Additionally, rights in personam that are derived from rights in rem are arbitrable. It must be noted at this point however, that under section 8 of the Arbitration Act, a cause of action cannot be split up to be adjudicated upon.

SEBI Act – A bare reading of the SEBI Act makes it clear that the SEBI performs public functions – it deals with matters of securities that have a larger impact on public and economic development. It ensures investor confidence, which is beneficial for economic progress. The SEBI Act creates and governs special rights. The Bombay High Court has held that if there is a legislation governing special rights and obligations, and the adjudication is reserved exclusively for a specific authority (SEBI in this case), it is contrary to public policy to allow for arbitration.

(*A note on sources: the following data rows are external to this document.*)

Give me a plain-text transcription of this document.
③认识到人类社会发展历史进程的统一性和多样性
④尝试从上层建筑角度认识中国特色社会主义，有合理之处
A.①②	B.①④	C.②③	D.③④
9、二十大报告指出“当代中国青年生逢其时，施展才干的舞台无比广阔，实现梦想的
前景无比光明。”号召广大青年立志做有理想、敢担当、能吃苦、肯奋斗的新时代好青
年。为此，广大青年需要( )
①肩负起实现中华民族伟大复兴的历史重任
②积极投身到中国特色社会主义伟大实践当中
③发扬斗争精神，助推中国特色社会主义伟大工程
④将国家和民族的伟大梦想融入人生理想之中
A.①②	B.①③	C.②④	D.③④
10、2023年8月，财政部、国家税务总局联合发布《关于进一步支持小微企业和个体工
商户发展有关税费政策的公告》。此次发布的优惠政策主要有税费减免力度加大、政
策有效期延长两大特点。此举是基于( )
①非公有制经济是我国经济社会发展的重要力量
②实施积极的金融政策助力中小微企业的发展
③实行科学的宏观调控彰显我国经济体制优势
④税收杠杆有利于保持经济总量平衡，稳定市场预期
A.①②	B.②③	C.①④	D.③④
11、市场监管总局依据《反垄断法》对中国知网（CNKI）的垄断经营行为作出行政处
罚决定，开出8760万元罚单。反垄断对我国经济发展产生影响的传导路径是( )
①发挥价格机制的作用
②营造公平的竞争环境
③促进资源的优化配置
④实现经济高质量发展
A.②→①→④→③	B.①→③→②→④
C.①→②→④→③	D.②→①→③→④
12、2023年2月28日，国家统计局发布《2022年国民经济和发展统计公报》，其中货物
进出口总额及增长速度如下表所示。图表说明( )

Given this, there seems to be a bar on arbitration in securities disputes. However, the SEBI itself has promulgated certain norms promoting arbitration in disputes of this nature. It has published a circular laying down procedures and guidelines for arbitration in redressing investor grievance. Further, SEBI bye-laws also provide for arbitration to resolve disputes arising out of trading between members. The bye-laws of the National Stock Exchange also contain similar provisions. It is to be noted that the disputes made explicitly arbitrable by the securities laws and rules in India are rights in personam. It seems clear, therefore, that both the company law in India and the securities law in India arrive at the same conclusion – that so long as the rights affected are in personem, they shall be referred to arbitration whenever an agreement requires this.